I noticed Imitation Crab was on sale from $3.49 to $1.99 at my local Meijer. They also had a deal where you buy 3 seafood products and get a $6 store coupon for later use. I actually made money if you don’t include sales tax for getting free food. ($5.97 – $6.00)
Picture: https://imgur.com/a/ak1rTiH
4125018910 MJR IM CRAB was 3.49 now 1.99
4688 PEPPERS 1.49
4068 GREEN ONIONS .89
7680850108 DRY PASTA 1.85
83133100550 CELERY HEARTS 3.15
I used Greek Yogurt and added water. It makes a lot of food! The veggies are most of the cost. You can substitute a lot or just leave items out. I give it a 4/5 for good flavor but being very simple.
The takeaway from this post. You can get over 1.5lbs (24oz) of imitation crab meat if for 27c because of sales tax.
Course: Side Dish
Cuisine: American
Keyword: crab pasta salad, seafood pasta salad
Servings: 10
Author: Lisa Longley
Ingredients
1 lb medium pasta shells
1 pound package imitation crab meat cut bite size
1 can medium black olives sliced
1 medium red bell pepper diced
3 or 4 green onions sliced thin about two inches into the green
3 stalks of celery diced
Dressing
1 1/2 cups plain non fat yogurt see note
1/4 cup fat free mayonnaise
1/2 TBSP Spike found in the spice aisle (you can also substitute with 1/2 a tablespoon of Old Bay Seasoning)
1 tsp celery salt
1 TBSP yellow mustard
1/2 TBSP soy sauce
1/4 cup Italian vinaigrette salad dressing see note
Instructions
Cook pasta according to package instructions. Drain and rinse with cold water.

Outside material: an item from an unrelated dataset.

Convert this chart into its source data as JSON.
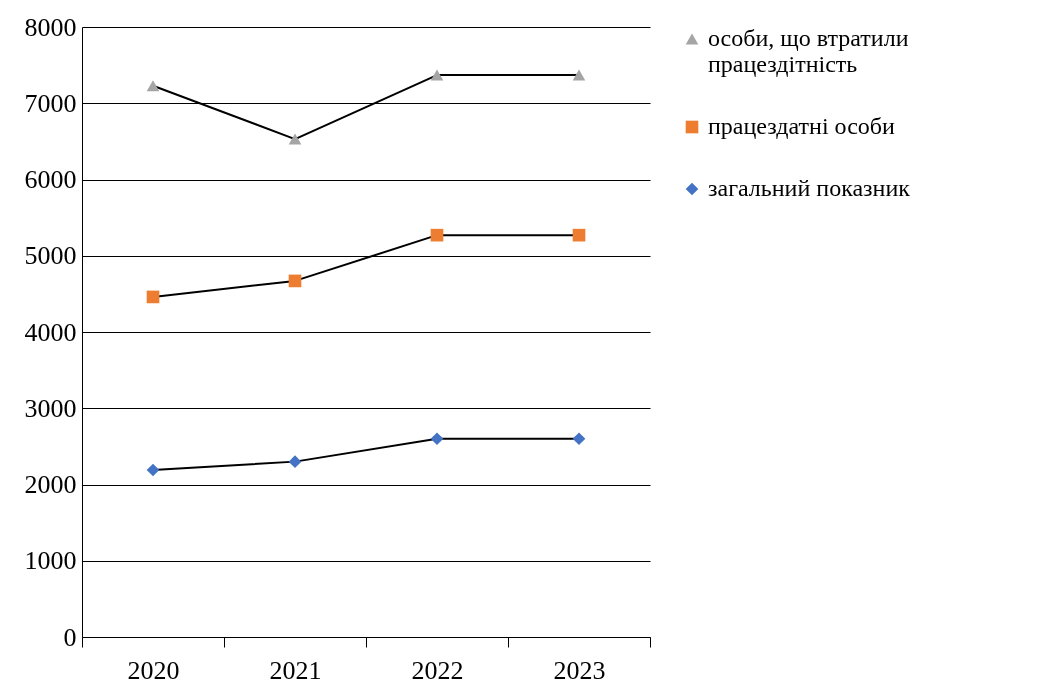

In a very large bowl, mix the pasta, crab, olives, red peppers, green onions, and celery.
In a small bowl, whisk together the yogurt, mayo, Spike, celery salt, yellow mustard, soy sauce, and salad dressing.
Pour the dressing over the pasta and veggies and stir to combine. Refrigerate at least two hours before serving.
by uiouyug
1 Comment
When I was a college kid in TX, HEB would run these meal deals that basically gave you 50% or more off the entire meal worth of products. They weren’t skimpy either; it would be something like fish sticks, salad, garlic bread and a can of beans, a complete meal from every food group. So for $10 in 2003-8 money, I could feed 4-6 people easy. It was nice that the deal had mostly semi convenience foods since I didn’t have a full functioning kitchen then.
Another thing we would do is hit up every store that sold items specifically for whatever holiday 1-3 days after the holiday. Party City would beg us to take cart loads of free Peeps, the Great American Cookie would have deeply discounted messed up cookie cake orders at closing time, Bed Bath and Beyond and Linens and Things would toss holiday themed items in the dumpster unopened… and many more instances of retail waste. We just loaded our cars up and distributed sweets and brand new blankets to our dorm mates and to homeless shelters.
All that dried up after the 2008 recession and about the time I was noticing large amounts of free retail waste being super common again the pandemic of 2020 happened and now crazy inflation and not so much extra in the stores.